They have become a popular way to track specific markets or indices, such as the FTSE 100 or S&P 500, in a relatively straightforward, cost-effective way.
However, the complexity of these products has increased over the years, and you can now buy active ETFs, leveraged ETFs, inverse ETFs, and many others.
Here, we’ll consider the different types of ETFs that are available, look at what you need to know before investing in ETFs, and give a short potted history of these products.
Many ETFs are known as ‘passive’ investments. This means their objective is to replicate the performance of an underlying index rather than trying to outperform it.

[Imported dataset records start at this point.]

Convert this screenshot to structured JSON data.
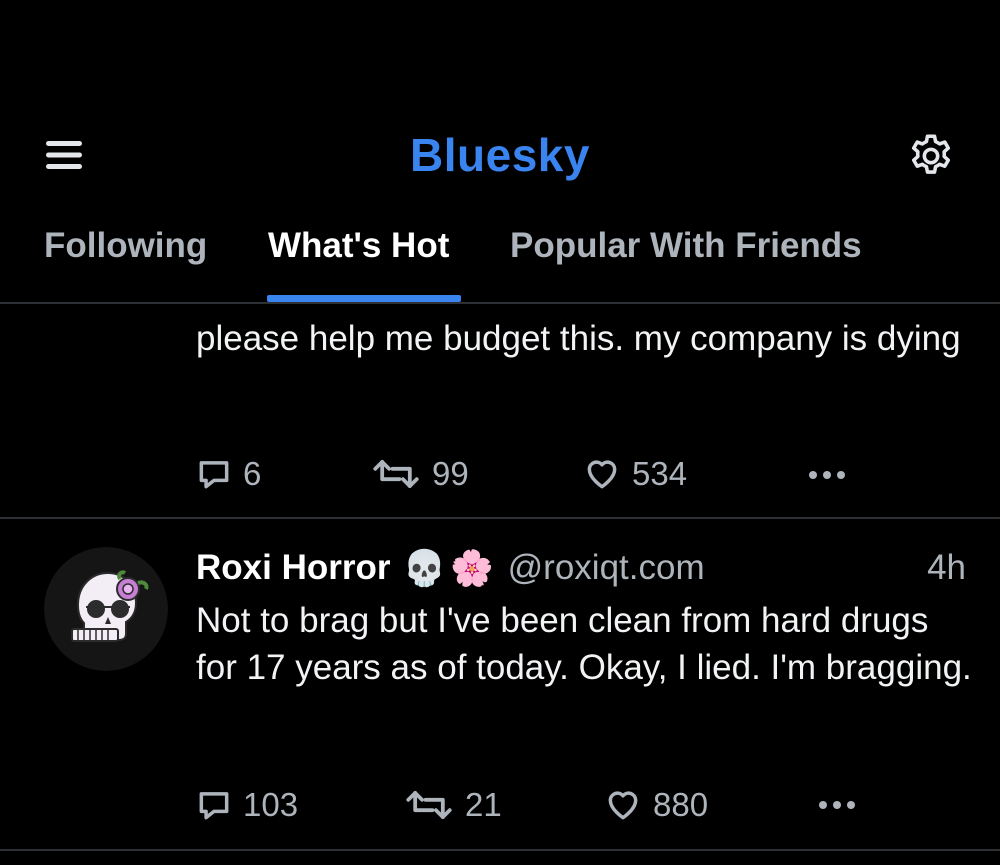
{
  "header": {
    "title": "Bluesky",
    "menu_icon": "hamburger-menu-icon",
    "settings_icon": "gear-icon",
    "accent_color": "#3a84f0"
  },
  "tabs": [
    {
      "label": "Following",
      "active": false
    },
    {
      "label": "What's Hot",
      "active": true
    },
    {
      "label": "Popular With Friends",
      "active": false
    }
  ],
  "feed": {
    "posts": [
      {
        "text": "please help me budget this. my company is dying",
        "replies": "6",
        "reposts": "99",
        "likes": "534"
      },
      {
        "author": "Roxi Horror",
        "emojis": [
          "💀",
          "🌸"
        ],
        "handle": "@roxiqt.com",
        "time": "4h",
        "text": "Not to brag but I've been clean from hard drugs for 17 years as of today. Okay, I lied. I'm bragging.",
        "replies": "103",
        "reposts": "21",
        "likes": "880"
      }
    ]
  }
}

They will do this in different ways. For example, physical ETFs aim to hold all – or most – of the underlying constituents of the index being followed.
Synthetic ETFs, meanwhile, will use financial tools called derivatives to get the required exposure without having to directly own each asset.

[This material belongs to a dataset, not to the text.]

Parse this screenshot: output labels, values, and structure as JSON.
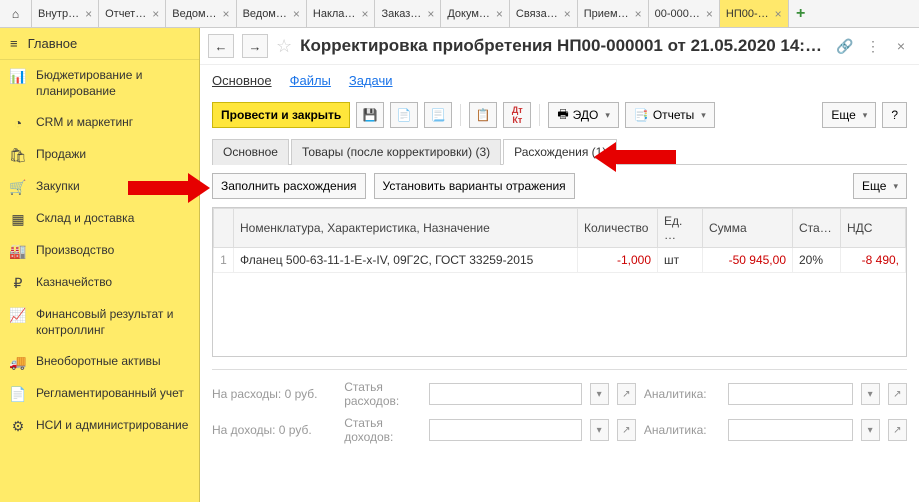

As passive ETFs don’t need to be run by a fund manager, the costs are normally lower. However, there are also active ETFs in which investment decisions will be made.
An active ETF provides access to specific outcomes, such as outperforming an index or generating income, according to an overview from JPMorgan, the international investment house.

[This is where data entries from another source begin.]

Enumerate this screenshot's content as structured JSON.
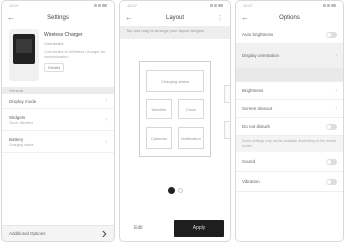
{
  "screens": {
    "device_settings": {
      "status_time": "10:07",
      "title": "Settings",
      "device": {
        "name": "Wireless Charger",
        "subtitle": "Connected",
        "description": "Connected to Wireless Charger for customization.",
        "button_label": "Details"
      },
      "section_label": "General",
      "rows": [
        {
          "label": "Display mode",
          "sub": ""
        },
        {
          "label": "Widgets",
          "sub": "Clock, Weather"
        },
        {
          "label": "Battery",
          "sub": "Charging status"
        },
        {
          "label": "Additional Options",
          "sub": ""
        }
      ]
    },
    "layout_editor": {
      "status_time": "10:07",
      "title": "Layout",
      "hint": "Tap and drag to arrange your layout widgets",
      "cells": [
        "Charging status",
        "Weather",
        "Clock",
        "Calendar",
        "Notification"
      ],
      "cancel_label": "Edit",
      "apply_label": "Apply"
    },
    "options": {
      "status_time": "10:07",
      "title": "Options",
      "rows": [
        {
          "label": "Auto brightness",
          "value": ""
        },
        {
          "label": "Display orientation",
          "value": ""
        },
        {
          "label": "Brightness",
          "value": ""
        },
        {
          "label": "Screen timeout",
          "value": ""
        },
        {
          "label": "Do not disturb",
          "value": ""
        },
        {
          "label": "Sound",
          "value": ""
        },
        {
          "label": "Vibration",
          "value": ""
        }
      ],
      "note": "Some settings may not be available depending on the device model."
    }
  },
  "icons": {
    "back": "back-arrow-icon",
    "chevron": "chevron-right-icon",
    "more": "more-icon"
  }
}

“The first active ETF was launched in 2008,” it stated. “Since then, a lot of innovation has happened in the active ETF market. There are now 18 ETF issuers offering active ETFs.”
According to JPMorgan, fixed income remains the biggest asset class for active ETF allocations, with 47% of UCITS ETF assets aligned to such strategies.
“The active ETF market is already as diverse as the active mutual fund market, ranging from index-like active research enhanced indexing strategies, to higher tracking error unconstrained or even thematic strategies,” it added.
The range of ETFs available has grown enormously. We have already mentioned passive and active ETFs, but there are also other types, such as inverse and leveraged.
Essentially, an inverse ETF works in reverse to a traditional ETF in that the value of a person’s holding will rise should the index it follows fall.
It means investors can make a profit during bad times. It’s an approach that allows them to take a bearish stance in a certain market or sector.
Conversely, leveraged ETFs work best when an investor is confident that a particular index will soar in value as it uses debt to amplify the performance.
Leveraged ETFs, which may use derivatives such as options and futures to achieve their goals, can be used by traders wanting to make short-term investments.
Of course, there are risks involved with this approach. If their predictions fail then their losses will also be amplified, so such complicated ETFs must only be embraced by experienced investors.
There are several terms with which you need to be familiar before investing in ETFs. For example, expense ratios reflect how much an ETF pays for portfolio management, administration, and other costs.
You’ll almost always see it expressed as a percentage of the fund’s average net assets, according to Vanguard, which offers its range of ETF products. The Vanguard ETF list includes products focused on everything from US Treasuries to developed Asia Pacific exposure.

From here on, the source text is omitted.